Table 3 Genetic diversity of the three PHAXs

The three PHAXs each show evidence of expansions across Europe starting around 20 KYA and pre-dating the Neolithic transition (beginning 10 KYA); in this, they are more consistent with the maternally inherited mtDNA, which shows expansion ~15–20 KYA9, 10 than with the male-specific Y chromosome, which shows expansions within the last 5 KY.9, 10, 11 In turn, this behaviour is compatible with the female bias of X-chromosomal inheritance, and underscores the importance of male-specific behaviours in the recent reshaping of the genetic landscape in Europe.

We also investigated the three PHAXs in two high-quality ancient male genomes: Loschbour (~8 KYA)4 and Ust’-Ishim (~45 KYA)42 from the Mesolithic and Palaeolithic, respectively (Supplementary Methods; Supplementary Table S7). Both match the commonest European haplotype for PHAX 3115. However, for the other two PHAXs Loschbour carries haplotypes compatible with rare haplotypes among our modern Europeans, whereas the Palaeolithic Ust’-Ishim carries haplotypes compatible with common modern European haplotypes. This finding is consistent with our conclusion of a Palaeolithic expansion in the histories of the studied PHAXs.

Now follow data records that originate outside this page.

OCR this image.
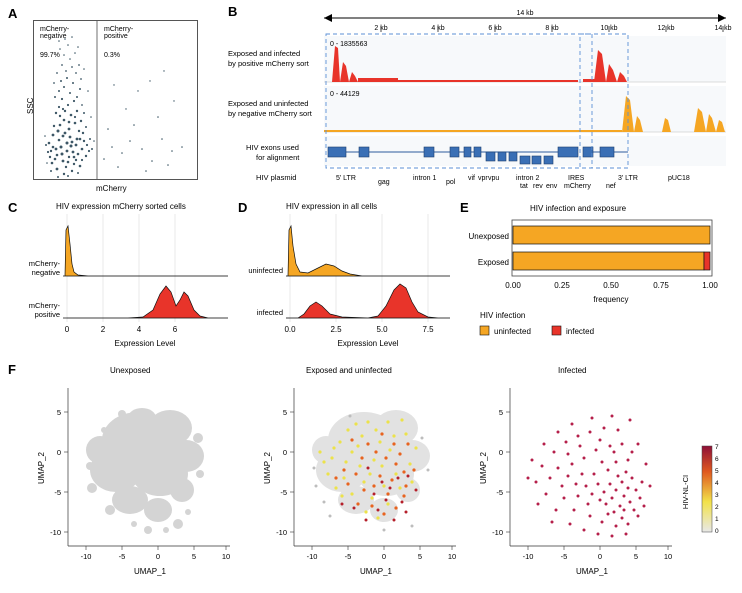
A
mCherry-
negative
99.7%
mCherry-
positive
0.3%
mCherry
SSC
B	14 kb
2 kb	4 kb	6 kb	8 kb	10 kb	12 kb	14 kb
0 - 1835563
0 - 44129
Exposed and infected
by positive mCherry sort
Exposed and uninfected
by negative mCherry sort
HIV exons used
for alignment
HIV plasmid	5' LTR
gag
intron 1
pol
vif vpr vpu intron 2
tat rev env
IRES
mCherry
3' LTR
nef
pUC18
C	HIV expression mCherry sorted cells
0	2	4	6
Expression Level
mCherry-
negative
mCherry-
positive
D	HIV expression in all cells
0.0	2.5	5.0	7.5
Expression Level
uninfected
infected
E	HIV infection and exposure
Unexposed
Exposed
0.00	0.25	0.50	0.75	1.00
frequency
HIV infection
uninfected	infected
F	Unexposed
5
0
-5
-10
-10	-5	0	5	10
UMAP_1
UMAP_2
Exposed and uninfected
5
0
-5
-10
-10	-5	0	5	10
UMAP_1
UMAP_2
Infected
5
0
-5
-10
-10	-5	0	5	10
UMAP_1
UMAP_2
HIV-NL-CI
7
6
5
4
3
2
1
0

Each of the small number of PHAXs we have studied here is independently inherited, yet together they present a reasonably consistent picture of prehistory. The X chromosome contains a large number of additional PHAXs (180 additional examples identified across the whole X chromosome, excluding pseudoautosomal regions), and resequencing more would be desirable. In a much larger sample of PHAXs, we may expect to find a broader distribution of behaviours, including possible recent expansion haplotypes reflecting the Bronze Age migrations. Statistical approaches designed for multilocus data, incorporating sequence data from ancient DNA, would maximise the insights these loci can provide about the past, and in particular that of females.